Never have I seen such chaos - people, people everywhere. Mothers with prams and toddlers underfoot, fathers looking bemused and wishing themselves elsewhere. One elderly lady with a walking stick had a small dog on a lead. Can you imagine the hazard caused by an active small dog on a lead in a Food Hall . . . ? Exactly! The baskets and trolleys were filled to overflowing and, as fast as the shoppers stripped the shelves, so the poor, harassed staff rushed around with replacements, restocking supplies.
It took twice as long as usual to locate my regular goods, but at last I reached the check-out queue. Even here there was a problem. The queues stretched back into the food aisles, finding the least slow-moving was quite a feat. Finally, having positioned myself behind a young couple with a small child, I was able to lay out my purchases on the conveyor-belt.
They seemed a nice young couple, although, caught up in the demands of their Christmas shop, they were a little frenzied.
"The mackerel!" cried the young man abruptly, "We've forgotten the mackerel!"
His wife obediently rushed off to make good the omission.

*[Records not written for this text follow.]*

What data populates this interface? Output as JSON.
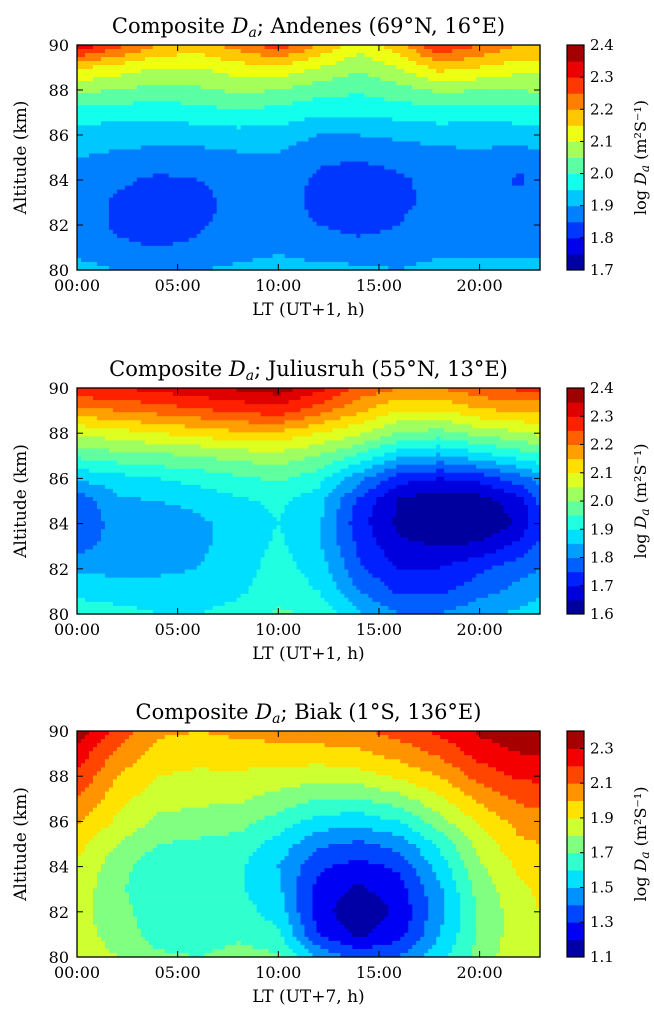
{
  "chart_data": [
    {
      "type": "heatmap",
      "title_prefix": "Composite ",
      "title_var": "D",
      "title_var_sub": "a",
      "title_suffix": "; Andenes (69°N, 16°E)",
      "xlabel": "LT (UT+1, h)",
      "ylabel": "Altitude (km)",
      "xlim": [
        0,
        23
      ],
      "ylim": [
        80,
        90
      ],
      "x_ticks": [
        0,
        5,
        10,
        15,
        20
      ],
      "x_tick_labels": [
        "00:00",
        "05:00",
        "10:00",
        "15:00",
        "20:00"
      ],
      "y_ticks": [
        80,
        82,
        84,
        86,
        88,
        90
      ],
      "colorbar": {
        "label_prefix": "log ",
        "label_var": "D",
        "label_var_sub": "a",
        "label_units": " (m²S⁻¹)",
        "min": 1.7,
        "max": 2.4,
        "ticks": [
          1.7,
          1.8,
          1.9,
          2.0,
          2.1,
          2.2,
          2.3,
          2.4
        ],
        "levels": 14
      },
      "grid_x": [
        0,
        2,
        4,
        6,
        8,
        10,
        12,
        14,
        16,
        18,
        20,
        22,
        23
      ],
      "grid_y": [
        80,
        81,
        82,
        83,
        84,
        85,
        86,
        87,
        88,
        89,
        90
      ],
      "values": [
        [
          1.92,
          1.9,
          1.9,
          1.9,
          1.91,
          1.92,
          1.91,
          1.91,
          1.9,
          1.92,
          1.91,
          1.92,
          1.92
        ],
        [
          1.88,
          1.86,
          1.85,
          1.86,
          1.88,
          1.89,
          1.88,
          1.87,
          1.87,
          1.88,
          1.89,
          1.88,
          1.88
        ],
        [
          1.88,
          1.84,
          1.82,
          1.84,
          1.88,
          1.88,
          1.85,
          1.83,
          1.85,
          1.88,
          1.88,
          1.87,
          1.88
        ],
        [
          1.88,
          1.84,
          1.82,
          1.82,
          1.88,
          1.88,
          1.83,
          1.8,
          1.84,
          1.86,
          1.88,
          1.87,
          1.88
        ],
        [
          1.88,
          1.86,
          1.84,
          1.85,
          1.88,
          1.88,
          1.84,
          1.81,
          1.84,
          1.87,
          1.88,
          1.84,
          1.88
        ],
        [
          1.9,
          1.89,
          1.88,
          1.88,
          1.89,
          1.89,
          1.86,
          1.86,
          1.87,
          1.88,
          1.89,
          1.87,
          1.89
        ],
        [
          1.93,
          1.92,
          1.92,
          1.92,
          1.93,
          1.93,
          1.9,
          1.9,
          1.91,
          1.92,
          1.92,
          1.92,
          1.93
        ],
        [
          1.98,
          1.97,
          1.97,
          1.98,
          1.99,
          1.98,
          1.96,
          1.96,
          1.97,
          1.98,
          1.97,
          1.98,
          1.98
        ],
        [
          2.06,
          2.05,
          2.03,
          2.04,
          2.06,
          2.05,
          2.02,
          2.01,
          2.03,
          2.06,
          2.05,
          2.05,
          2.06
        ],
        [
          2.16,
          2.13,
          2.1,
          2.1,
          2.13,
          2.14,
          2.1,
          2.06,
          2.1,
          2.17,
          2.15,
          2.12,
          2.12
        ],
        [
          2.34,
          2.27,
          2.2,
          2.18,
          2.22,
          2.28,
          2.2,
          2.12,
          2.18,
          2.3,
          2.25,
          2.2,
          2.2
        ]
      ]
    },
    {
      "type": "heatmap",
      "title_prefix": "Composite ",
      "title_var": "D",
      "title_var_sub": "a",
      "title_suffix": "; Juliusruh (55°N, 13°E)",
      "xlabel": "LT (UT+1, h)",
      "ylabel": "Altitude (km)",
      "xlim": [
        0,
        23
      ],
      "ylim": [
        80,
        90
      ],
      "x_ticks": [
        0,
        5,
        10,
        15,
        20
      ],
      "x_tick_labels": [
        "00:00",
        "05:00",
        "10:00",
        "15:00",
        "20:00"
      ],
      "y_ticks": [
        80,
        82,
        84,
        86,
        88,
        90
      ],
      "colorbar": {
        "label_prefix": "log ",
        "label_var": "D",
        "label_var_sub": "a",
        "label_units": " (m²S⁻¹)",
        "min": 1.6,
        "max": 2.4,
        "ticks": [
          1.6,
          1.7,
          1.8,
          1.9,
          2.0,
          2.1,
          2.2,
          2.3,
          2.4
        ],
        "levels": 16
      },
      "grid_x": [
        0,
        2,
        4,
        6,
        8,
        10,
        12,
        14,
        16,
        18,
        20,
        22,
        23
      ],
      "grid_y": [
        80,
        81,
        82,
        83,
        84,
        85,
        86,
        87,
        88,
        89,
        90
      ],
      "values": [
        [
          1.94,
          1.92,
          1.9,
          1.9,
          1.92,
          1.96,
          1.94,
          1.86,
          1.8,
          1.8,
          1.84,
          1.86,
          1.88
        ],
        [
          1.88,
          1.87,
          1.87,
          1.87,
          1.89,
          1.93,
          1.9,
          1.8,
          1.74,
          1.74,
          1.78,
          1.82,
          1.84
        ],
        [
          1.84,
          1.84,
          1.84,
          1.85,
          1.88,
          1.92,
          1.88,
          1.76,
          1.7,
          1.7,
          1.74,
          1.78,
          1.8
        ],
        [
          1.78,
          1.82,
          1.84,
          1.84,
          1.87,
          1.91,
          1.86,
          1.74,
          1.66,
          1.65,
          1.66,
          1.72,
          1.76
        ],
        [
          1.76,
          1.82,
          1.83,
          1.84,
          1.87,
          1.9,
          1.86,
          1.72,
          1.64,
          1.61,
          1.6,
          1.66,
          1.74
        ],
        [
          1.76,
          1.84,
          1.85,
          1.86,
          1.89,
          1.91,
          1.87,
          1.74,
          1.64,
          1.61,
          1.62,
          1.68,
          1.76
        ],
        [
          1.86,
          1.88,
          1.9,
          1.92,
          1.94,
          1.96,
          1.92,
          1.82,
          1.72,
          1.7,
          1.72,
          1.78,
          1.82
        ],
        [
          1.96,
          1.98,
          1.99,
          2.0,
          2.02,
          2.03,
          2.0,
          1.94,
          1.86,
          1.84,
          1.88,
          1.92,
          1.94
        ],
        [
          2.06,
          2.08,
          2.1,
          2.12,
          2.14,
          2.14,
          2.1,
          2.06,
          2.0,
          1.98,
          2.02,
          2.04,
          2.06
        ],
        [
          2.18,
          2.2,
          2.22,
          2.24,
          2.26,
          2.28,
          2.22,
          2.16,
          2.1,
          2.1,
          2.14,
          2.16,
          2.16
        ],
        [
          2.3,
          2.3,
          2.32,
          2.34,
          2.36,
          2.38,
          2.32,
          2.24,
          2.2,
          2.2,
          2.24,
          2.26,
          2.26
        ]
      ]
    },
    {
      "type": "heatmap",
      "title_prefix": "Composite ",
      "title_var": "D",
      "title_var_sub": "a",
      "title_suffix": "; Biak (1°S, 136°E)",
      "xlabel": "LT (UT+7, h)",
      "ylabel": "Altitude (km)",
      "xlim": [
        0,
        23
      ],
      "ylim": [
        80,
        90
      ],
      "x_ticks": [
        0,
        5,
        10,
        15,
        20
      ],
      "x_tick_labels": [
        "00:00",
        "05:00",
        "10:00",
        "15:00",
        "20:00"
      ],
      "y_ticks": [
        80,
        82,
        84,
        86,
        88,
        90
      ],
      "colorbar": {
        "label_prefix": "log ",
        "label_var": "D",
        "label_var_sub": "a",
        "label_units": " (m²S⁻¹)",
        "min": 1.1,
        "max": 2.4,
        "ticks": [
          1.1,
          1.3,
          1.5,
          1.7,
          1.9,
          2.1,
          2.3
        ],
        "levels": 13
      },
      "grid_x": [
        0,
        2,
        4,
        6,
        8,
        10,
        12,
        14,
        16,
        18,
        20,
        22,
        23
      ],
      "grid_y": [
        80,
        81,
        82,
        83,
        84,
        85,
        86,
        87,
        88,
        89,
        90
      ],
      "values": [
        [
          1.86,
          1.8,
          1.72,
          1.7,
          1.74,
          1.72,
          1.48,
          1.36,
          1.4,
          1.56,
          1.74,
          1.88,
          1.9
        ],
        [
          1.84,
          1.76,
          1.66,
          1.64,
          1.68,
          1.62,
          1.3,
          1.18,
          1.26,
          1.5,
          1.72,
          1.86,
          1.9
        ],
        [
          1.84,
          1.74,
          1.64,
          1.62,
          1.64,
          1.56,
          1.24,
          1.12,
          1.22,
          1.46,
          1.72,
          1.86,
          1.9
        ],
        [
          1.86,
          1.72,
          1.62,
          1.6,
          1.62,
          1.52,
          1.26,
          1.18,
          1.26,
          1.48,
          1.74,
          1.88,
          1.92
        ],
        [
          1.88,
          1.74,
          1.64,
          1.62,
          1.62,
          1.5,
          1.32,
          1.26,
          1.32,
          1.54,
          1.78,
          1.92,
          1.96
        ],
        [
          1.94,
          1.8,
          1.7,
          1.68,
          1.66,
          1.56,
          1.42,
          1.38,
          1.44,
          1.62,
          1.84,
          1.98,
          2.0
        ],
        [
          2.02,
          1.88,
          1.78,
          1.76,
          1.74,
          1.66,
          1.56,
          1.54,
          1.6,
          1.76,
          1.92,
          2.04,
          2.06
        ],
        [
          2.1,
          1.94,
          1.84,
          1.82,
          1.82,
          1.76,
          1.7,
          1.7,
          1.76,
          1.88,
          2.02,
          2.12,
          2.14
        ],
        [
          2.18,
          2.0,
          1.9,
          1.88,
          1.88,
          1.86,
          1.84,
          1.86,
          1.92,
          2.0,
          2.14,
          2.22,
          2.22
        ],
        [
          2.26,
          2.08,
          1.96,
          1.94,
          1.96,
          1.96,
          1.96,
          1.98,
          2.04,
          2.12,
          2.24,
          2.3,
          2.3
        ],
        [
          2.36,
          2.16,
          2.02,
          2.0,
          2.02,
          2.04,
          2.06,
          2.08,
          2.14,
          2.22,
          2.32,
          2.38,
          2.38
        ]
      ]
    }
  ]
}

"Sausages . . . " she hissed in annoyance on her return, adding the mackerel to the mounting pile, "I've forgotten the sausages . . . " and she rushed off again.
Finally, all their purchases were accounted for and, at what should have been a brief moment of relaxation, the young woman's face went pale.
"Walnuts!" her voice was anguished, "I've forgotten the walnuts!"
It was too late to go in search. I tried to console her with the thought that at least walnuts would be a treat to look forward to in the New Year . She gave a wan smile, but seemed far from convinced.
My mind was taken up with thoughts of this strange Western society, where the absence of walnuts can ruin a Christmas, so I was a little surprised when the woman at the check-out till asked for my credit card. I handed it over, thinking that she had whizzed my goods through with commendable speed.
"Your number . . . " she said.
Obediently, I registered my number on the pad.
"Seventy-one pounds, fifty-nine pence," said the check-out lady.
I looked at her aghast. I knew that I'd had to buy Rupert free-range turkey as there wasn't any alternative, but surely this was ridiculous?
The young couple, who had been loading up their trolley with the overflowing carrier-bags, turned round. The check-out lady turned to me looking worried, "I thought you were all together?" she said.
It turned out that, all unwittingly, I'd paid for this young family's Christmas lunch!
They were a very nice young couple, with an attractive small daughter, but they could hardly be classified as the deserving poor - it didn't seem my Christmas role to pay for their lunch.
We none of us knew what to do. Apparently it's impossible to cancel a card once the number has been accepted.
Then inspiration struck, "Have you a cheque-book?" I asked the young couple.
They had.
They gave me a cheque, I wished them a happy Christmas - and we all said goodbye on the best of terms!
As you can imagine, rather than run the risk of being involved in any more festive confusion, I came straight home.
One way and another, this is turning out to be an unexpectedly costly Christmas!